If the government really wanted to consolidate things and bring some real clarity, accountability and savings in terms of tax dollars, it would consolidate the federal system with the provincial court system.
It would eliminate 200 judges and save $4 million a year at the bare minimum without even getting into all the clerical help and everything else. That is an area in which we could benefit from some consolidation, but the Liberal government does not do things that way. It does not want to downsize the empire it helped to build. A lot of its pals in the legal community would lose potential esteem by being appointed to one of these courts.
There were some comments made by a colleague about the independence of the judiciary. I have a lot of problems with that argument.
Our system is based on the British system we have inherited and refined. In the final analysis the 301 people who came to the House of Commons, providing that public sentiment is with us, should have the final say on the laws of Canada.
It is not the courts. They are not elected and not directly accountable to anybody. They are there for life or until they retire. They do not have to face the media or parliamentarians. If we say something that is not quite right for some of them, we can be held in contempt of court by them.
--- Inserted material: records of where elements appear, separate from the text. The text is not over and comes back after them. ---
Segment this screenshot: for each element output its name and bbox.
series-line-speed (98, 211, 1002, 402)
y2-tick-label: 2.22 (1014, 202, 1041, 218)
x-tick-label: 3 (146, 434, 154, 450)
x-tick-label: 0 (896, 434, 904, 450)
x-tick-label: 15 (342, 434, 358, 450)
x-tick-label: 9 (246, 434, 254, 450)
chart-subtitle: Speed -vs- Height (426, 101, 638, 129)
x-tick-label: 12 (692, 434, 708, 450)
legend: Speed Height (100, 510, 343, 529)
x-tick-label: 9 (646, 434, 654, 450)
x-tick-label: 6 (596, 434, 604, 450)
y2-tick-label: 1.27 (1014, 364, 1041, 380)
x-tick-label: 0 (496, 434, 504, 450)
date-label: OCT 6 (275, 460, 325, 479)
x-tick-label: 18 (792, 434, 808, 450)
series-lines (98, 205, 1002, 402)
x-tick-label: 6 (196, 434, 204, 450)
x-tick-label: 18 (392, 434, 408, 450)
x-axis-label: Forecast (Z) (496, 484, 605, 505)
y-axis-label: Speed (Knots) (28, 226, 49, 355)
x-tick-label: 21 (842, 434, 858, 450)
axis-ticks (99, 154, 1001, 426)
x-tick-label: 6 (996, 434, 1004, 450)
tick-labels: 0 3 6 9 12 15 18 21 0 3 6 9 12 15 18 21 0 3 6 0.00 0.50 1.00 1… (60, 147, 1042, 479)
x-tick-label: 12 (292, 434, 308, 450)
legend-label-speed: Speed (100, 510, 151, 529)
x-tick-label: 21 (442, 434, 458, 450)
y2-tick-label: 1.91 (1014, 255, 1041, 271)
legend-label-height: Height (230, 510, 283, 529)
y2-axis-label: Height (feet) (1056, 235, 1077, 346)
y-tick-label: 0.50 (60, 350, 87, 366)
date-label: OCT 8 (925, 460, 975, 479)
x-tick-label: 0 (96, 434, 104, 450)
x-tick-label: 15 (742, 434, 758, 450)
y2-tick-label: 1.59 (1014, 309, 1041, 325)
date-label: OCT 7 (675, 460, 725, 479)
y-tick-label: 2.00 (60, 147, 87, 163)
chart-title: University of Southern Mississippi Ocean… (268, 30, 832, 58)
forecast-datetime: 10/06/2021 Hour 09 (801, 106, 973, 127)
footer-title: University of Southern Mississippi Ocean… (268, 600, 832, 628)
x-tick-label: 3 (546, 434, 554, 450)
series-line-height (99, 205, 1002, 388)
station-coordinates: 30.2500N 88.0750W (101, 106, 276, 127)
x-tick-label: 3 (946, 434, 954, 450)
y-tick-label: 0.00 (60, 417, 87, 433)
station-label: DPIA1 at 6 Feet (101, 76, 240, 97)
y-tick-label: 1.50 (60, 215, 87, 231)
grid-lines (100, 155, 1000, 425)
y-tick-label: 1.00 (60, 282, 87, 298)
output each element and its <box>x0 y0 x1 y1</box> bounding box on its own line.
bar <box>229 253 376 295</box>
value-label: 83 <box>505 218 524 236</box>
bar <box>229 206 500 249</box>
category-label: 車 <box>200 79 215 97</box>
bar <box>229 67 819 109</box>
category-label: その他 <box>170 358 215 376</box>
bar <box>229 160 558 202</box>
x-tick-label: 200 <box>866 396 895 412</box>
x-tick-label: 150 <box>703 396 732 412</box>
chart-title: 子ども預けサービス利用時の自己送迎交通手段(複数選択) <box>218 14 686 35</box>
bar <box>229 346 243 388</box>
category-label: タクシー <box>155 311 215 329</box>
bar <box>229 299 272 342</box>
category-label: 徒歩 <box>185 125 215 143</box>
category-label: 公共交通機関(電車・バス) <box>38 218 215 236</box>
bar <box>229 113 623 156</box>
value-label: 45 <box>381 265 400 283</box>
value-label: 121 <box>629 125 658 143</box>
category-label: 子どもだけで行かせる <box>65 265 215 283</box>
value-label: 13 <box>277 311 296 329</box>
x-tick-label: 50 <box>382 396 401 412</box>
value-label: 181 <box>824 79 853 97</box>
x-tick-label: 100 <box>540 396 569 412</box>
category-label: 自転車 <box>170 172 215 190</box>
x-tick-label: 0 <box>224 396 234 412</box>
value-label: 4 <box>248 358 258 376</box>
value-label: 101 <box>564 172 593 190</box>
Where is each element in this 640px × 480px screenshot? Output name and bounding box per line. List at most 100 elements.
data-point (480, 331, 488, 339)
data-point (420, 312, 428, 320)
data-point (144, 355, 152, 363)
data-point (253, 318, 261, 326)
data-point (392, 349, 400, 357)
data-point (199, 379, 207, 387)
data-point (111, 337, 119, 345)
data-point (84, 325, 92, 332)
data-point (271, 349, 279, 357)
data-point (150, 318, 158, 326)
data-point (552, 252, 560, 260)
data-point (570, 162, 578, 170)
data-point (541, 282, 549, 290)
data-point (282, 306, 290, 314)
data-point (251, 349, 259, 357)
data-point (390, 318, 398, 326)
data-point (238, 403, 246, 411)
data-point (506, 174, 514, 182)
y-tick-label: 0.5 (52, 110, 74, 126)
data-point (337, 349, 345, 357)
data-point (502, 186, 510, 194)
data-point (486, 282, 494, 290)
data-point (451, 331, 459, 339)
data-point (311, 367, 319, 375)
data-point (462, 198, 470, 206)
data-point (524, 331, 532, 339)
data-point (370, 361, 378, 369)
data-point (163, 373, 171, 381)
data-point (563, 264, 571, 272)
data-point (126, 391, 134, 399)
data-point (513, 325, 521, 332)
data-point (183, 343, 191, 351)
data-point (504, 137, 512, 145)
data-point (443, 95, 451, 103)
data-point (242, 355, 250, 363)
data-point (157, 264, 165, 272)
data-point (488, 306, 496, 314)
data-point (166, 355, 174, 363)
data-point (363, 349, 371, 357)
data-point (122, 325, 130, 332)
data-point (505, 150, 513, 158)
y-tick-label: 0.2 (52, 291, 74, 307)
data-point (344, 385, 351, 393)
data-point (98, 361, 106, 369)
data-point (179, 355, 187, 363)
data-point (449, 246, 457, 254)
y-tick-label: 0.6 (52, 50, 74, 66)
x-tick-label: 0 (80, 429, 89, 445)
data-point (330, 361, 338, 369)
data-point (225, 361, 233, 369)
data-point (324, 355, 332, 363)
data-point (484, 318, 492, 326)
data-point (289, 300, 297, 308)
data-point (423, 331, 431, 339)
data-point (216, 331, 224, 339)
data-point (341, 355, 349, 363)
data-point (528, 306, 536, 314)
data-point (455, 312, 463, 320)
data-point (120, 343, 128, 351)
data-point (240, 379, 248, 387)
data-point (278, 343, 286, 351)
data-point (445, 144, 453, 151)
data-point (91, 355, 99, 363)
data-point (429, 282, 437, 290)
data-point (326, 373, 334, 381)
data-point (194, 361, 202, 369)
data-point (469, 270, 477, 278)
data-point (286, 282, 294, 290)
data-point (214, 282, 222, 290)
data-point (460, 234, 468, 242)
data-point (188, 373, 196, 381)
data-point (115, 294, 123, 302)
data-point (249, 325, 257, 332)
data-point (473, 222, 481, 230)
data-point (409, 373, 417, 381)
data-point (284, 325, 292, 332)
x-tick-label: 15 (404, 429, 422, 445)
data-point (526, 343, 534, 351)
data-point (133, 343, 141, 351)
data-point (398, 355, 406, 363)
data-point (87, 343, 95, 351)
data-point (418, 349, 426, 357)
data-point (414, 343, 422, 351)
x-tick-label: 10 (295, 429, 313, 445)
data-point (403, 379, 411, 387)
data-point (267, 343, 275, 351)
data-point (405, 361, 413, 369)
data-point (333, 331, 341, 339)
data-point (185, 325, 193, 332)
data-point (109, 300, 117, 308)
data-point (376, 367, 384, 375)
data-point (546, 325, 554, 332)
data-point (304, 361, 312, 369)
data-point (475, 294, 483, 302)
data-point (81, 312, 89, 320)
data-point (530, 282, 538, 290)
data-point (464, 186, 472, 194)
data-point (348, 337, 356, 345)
They have a lot of power. I am disturbed at how much power we have transferred to the courts.
If we look at the Ressam case that we dealt with in the House, one of the problems with Ressam and our immigration refugee system was the courts. They decided that we did not make the rules in the House, that they did, and that if they did not like someone being sent back to some country like Algeria they would not send him back.
I do not agree with transferring power from a democratic institution to an institution that is not democratic, and then transferring more and more power. I do not know how the secretaries, the clerks and the administrative people in the court system have anything to do with judicial independence and the separation of powers of the judiciary in the court system.
It is another tendency where we are transferring fiscal power from the House of Commons, from the finance minister and so on, to the courts. They are making court decisions that are imposing huge financial burdens on Canada and on the taxpayer.
Indirectly they are now getting to a position where they can start deciding who in the public service comes within the ambit of judicial independence. They will have the final say on the benefits package, the salary benefits that are paid out to these employees. I find this disturbing.
I would have thought that based on experience the government would realize the tendency to move in this direction is wrong and that we will have to back off in a lot of areas. The Americans will make us back off in a lot of areas, as will the United Nations with its conventions on deportation of refugees. We will have to back off, get off our high horses and use some common sense.
I am disturbed the government would be giving more power to our court system. The courts have plenty of power and do not need any more than they already have.
We are kind of reluctant supporters of the bill. It is a very timid type of bill. If the government had some courage it would be looking at a serious consolidation of our judicial system and at some of the big time savings we could have on a year by year basis.
I doubt whether the bill will save anything. By the time we are finished implementing it, changing all these laws and retraining everyone, we will be in the hole for a long time. My Liberal friends figure that if they pass a law, bingo, everything will be okay, that tomorrow the law will be in place and everything will fall into place.
It is not the way things are managed in the world. If we want results we manage those results; we do not order them or command them. The government has to learn that. It is very poor at that and it is time it started looking at a whole different way of doing public administration.